Mr. Ryan publicly endorsed the bill Tuesday, saying it “holds the right people accountable for the crisis, shrinks the size of government and authorizes an independent board to help get Puerto Rico on a path to fiscal health.”
Yet members of his own caucus are still not convinced. They say Puerto Rico’s problems were self-made, so the island will have to take responsibility for digging itself out of the morass.
“It’s Washington going in and determining the local affairs of a jurisdiction,” Alfonso Aguilar, president of the Latino Partnership for Conservative Principles, said of Republican objections. “This is a problem created in Puerto Rico and should be resolved by Puerto Ricans.”
He said Mr. Ryan appears to be following “classic Boehner strategy” and risks a messy, intraparty fight on the floor.
Mr.

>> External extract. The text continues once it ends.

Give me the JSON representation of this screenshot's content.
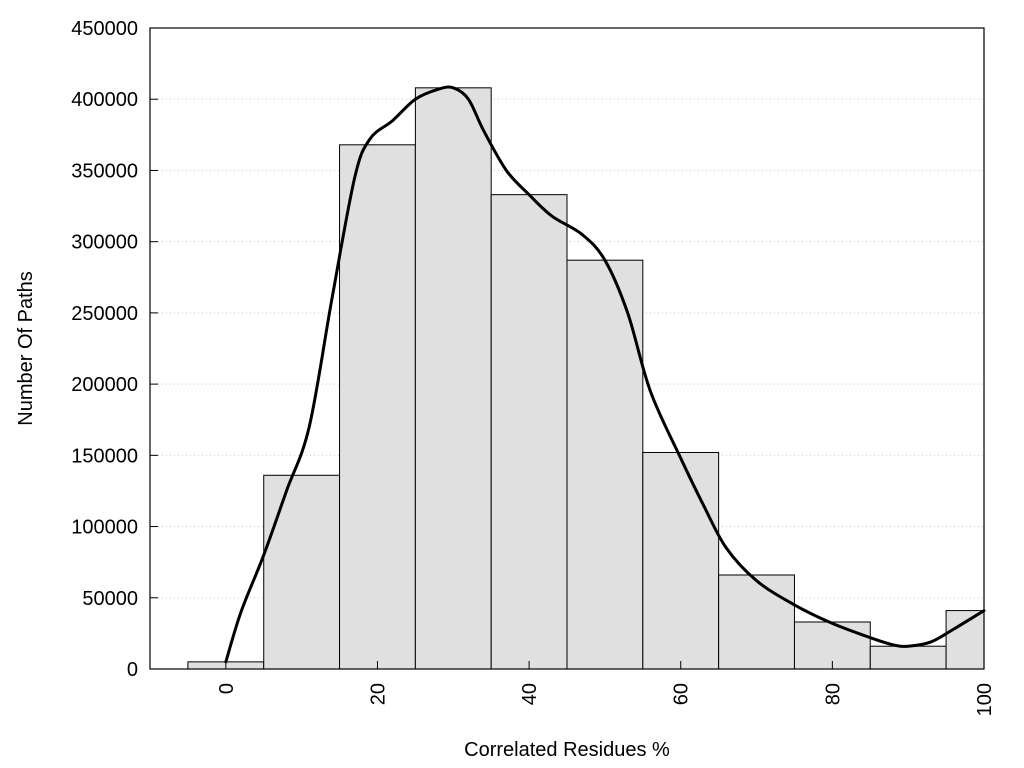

Bishop, meanwhile, has retooled his original draft plan to water down the powers of the oversight board.
Commissioner Pedro Pierluisi, the island’s nonvoting member of Congress, said the latest version calls for a “back and forth” between the oversight board and Puerto Rican government to reach consensus rather than letting the unelected board overrule local leaders.
“This is the bottom line: My constituents and I will accept this oversight, provided — let me say again, provided — we also get a meaningful debt restructuring mechanism,” Mr. Pierluisi said.
The newest version will allow the oversight board to forge ahead with debt restructuring on classes of creditors even if there are some holdouts, so long as two-thirds of creditors in each pool agree to the arrangement.